For over two centuries fossil fuels have literally fueled the world’s economic expansion. But this prosperity has left a trail of CO2 gases in its wake and global warming now threatens to derail the very prosperity achieved so far. This is the prosperity paradox: the more the world grows, the more CO2 it emits and the more we compromise the future.
Decoupling economic growth from CO2 emissions is a top priority for many but efforts and pledges to do so have fallen short. In the last six decades, while global GDP per capita has nearly tripled, CO2 emissions have quadrupled. Not everyone has emitted equally. Developed countries account for a whopping 58.6% of emissions, developing countries contribute 40.9%, and least developed countries (LDCs) only 0.5%. But the most severe economic consequences of climate change are expected in the tropics, the home of the developing world.
The inequality of CO2 emissions
Considering these inequalities may help make policies more effective and ensure the burden doesn’t fall unfairly on the most vulnerable. The world’s poorest nations, LDCs, are confined to the bottom left corner of the chart with low incomes and low CO2 emissions per person. And as economies grow, so do their per capita and total emissions.
For centuries, fossil fuels have powered economic growth – a link we must now break to protect our future.
But not everyone has emitted CO2 equally.
An @UNCTAD blog explores inequalities in emissions & what’s needed for an inclusive energy transition. https://t.co/tRCZmGax7h
— UNCTAD (@UNCTAD) April 11, 2022
The first difference is between richer and poorer countries. The average citizen in an industrialized country can emit 50 or even 100 times more than the average citizen in a poor country. This highlights the stark differences in production and consumption possibilities.
Imagine that you were only allowed to emit as much CO2 per year as your plasma TV or your fridge. How much could you produce? How much could you manufacture?

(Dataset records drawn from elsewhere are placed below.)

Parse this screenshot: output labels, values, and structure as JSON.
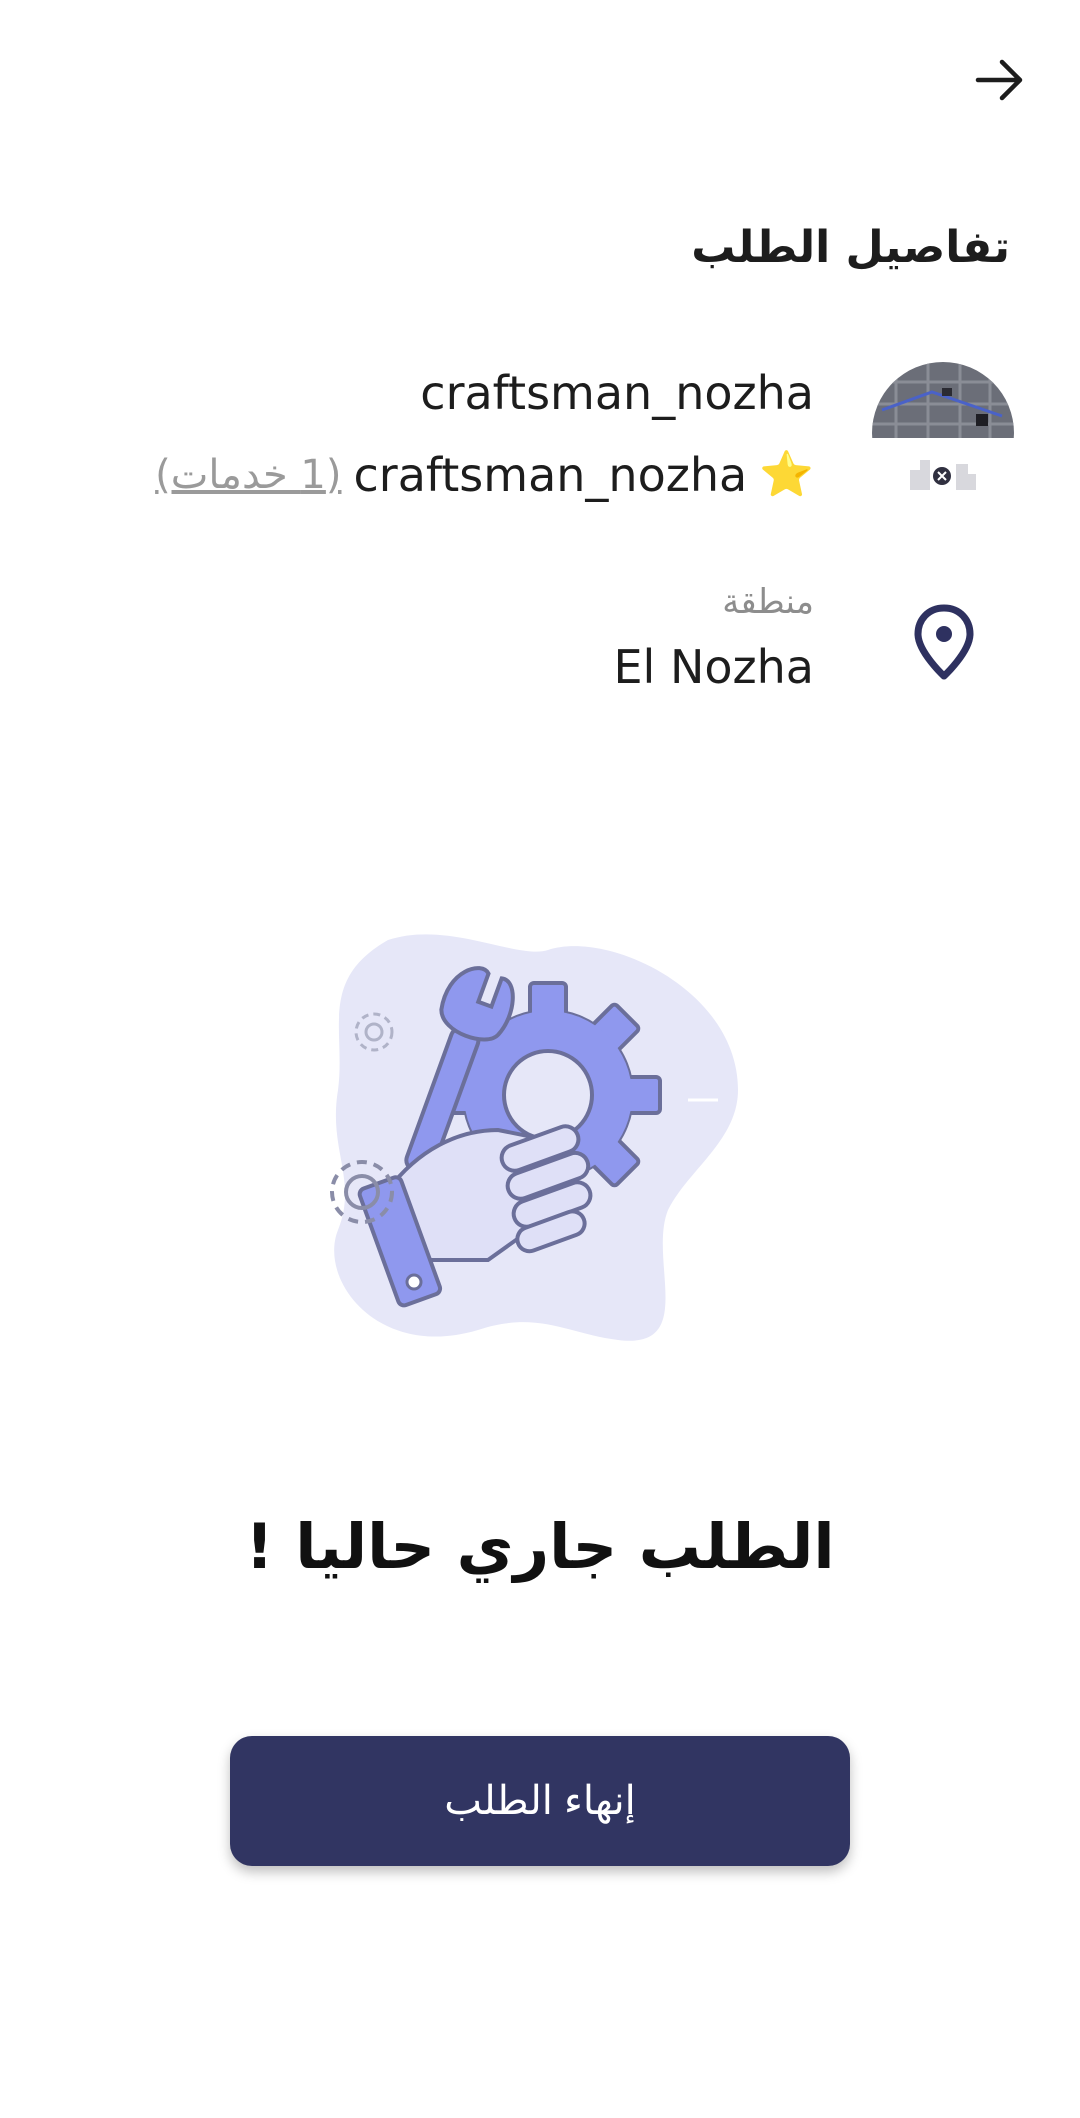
{
  "header": {
    "back_icon": "arrow-right-icon",
    "title": "تفاصيل الطلب"
  },
  "provider": {
    "name": "craftsman_nozha",
    "rating_icon": "star-icon",
    "star_glyph": "⭐",
    "sub_name": "craftsman_nozha",
    "services_count": "(1 خدمات)"
  },
  "location": {
    "icon": "location-pin-icon",
    "label": "منطقة",
    "value": "El Nozha"
  },
  "status": {
    "illustration": "hand-wrench-gear-illustration",
    "message": "الطلب جاري حاليا !"
  },
  "actions": {
    "finish_label": "إنهاء الطلب"
  },
  "colors": {
    "primary": "#313562",
    "star": "#ffd83b",
    "illustration_main": "#8f98ee",
    "illustration_bg": "#e6e7f8"
  }
}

People in the poorest nations like Togo, Haiti, and Mozambique face this constraining reality every day.
The second difference is in per capita emissions for countries at a similar income level. For instance, the US and Denmark, or Oman and Chile, have similar GDP per capita, but their emissions per person differ by over 200%. South African and Colombian citizens also have similar average incomes, but one produces more than four times the emissions of the other.
Natural resource endowments such as oil, carbon, gas, water sources, and technology influence how much CO2 is emitted by a unit of output and are the main drivers behind these differences. But inequalities in CO2 emissions aren’t just an issue of rich versus poor countries. They’re also found in emissions within countries, with high emitters in low- and middle-income countries and low emitters in rich countries.
The 2022 World Inequality Report shows that the richest 1% of the world population accounts for 17% of total emissions. The next 9% accounts for 31.8%, while the middle 40% accounts for 40% of total emissions.
Lastly, at only 12% of total emissions, the poorest 50% of the world population emits the least. Sadly, they’re most likely to face the harshest consequences of climate change with the least means. Income inequality is closely related to CO2 emissions inequalities. The more you have, the more energy you consume and the more you emit.
Let’s use an example some people may relate to. Only 20% of the world’s population has traveled by plane. If you travel economy class from Paris to New York and back, you’d generate more CO2 emissions than the average person in India, Costa Rica, or the Philippines in a year.
If you travel a little longer, say from London to Cape Town and back, you’d generate more CO2 emissions than the average person in Mexico, Brazil, or Indonesia in a year.
Why trade, technology, and investment matter in the transition
The challenge for developing countries is to grow without increasing per capita emissions. But this has never happened. Developing countries are in uncharted territory and they need support.
For these countries, the only way to reduce emissions, without compromising economic growth, is through better technology to reduce energy and carbon intensity. This stresses the importance of two of the main channels of technology transfer: international trade and foreign direct investment.
For instance, trade policies that help reduce tariffs and non-tariff barriers for environmental goods and services can accelerate decarbonization and energy transition technologies at a lower cost. They can also widen access to those without modern energy services and products.
Foreign direct investment can make environmental technology more accessible and available locally. These communities can benefit from increased knowledge transfer and more efficient production. These must be coupled with national investment in research and innovation not only to adapt already available technologies to local conditions but also to developing countries’ own capabilities.
Efforts to pursue an energy transition should focus on facilitating technology transfer and providing access to finance. This requires an industrial transformation that adapts industries to reduce their risk of climate change while increasing productivity, fostering employment, and raising living standards.
This should also promote adaptation measures that increase resilience and reduce exposure and risk in climate-sensitive sectors. An energy transition is the only way out of our prosperity paradox. But efforts to decarbonize the economy must consider current inequalities in CO2 emissions. This can help make policymaking more effective and an energy transition more inclusive.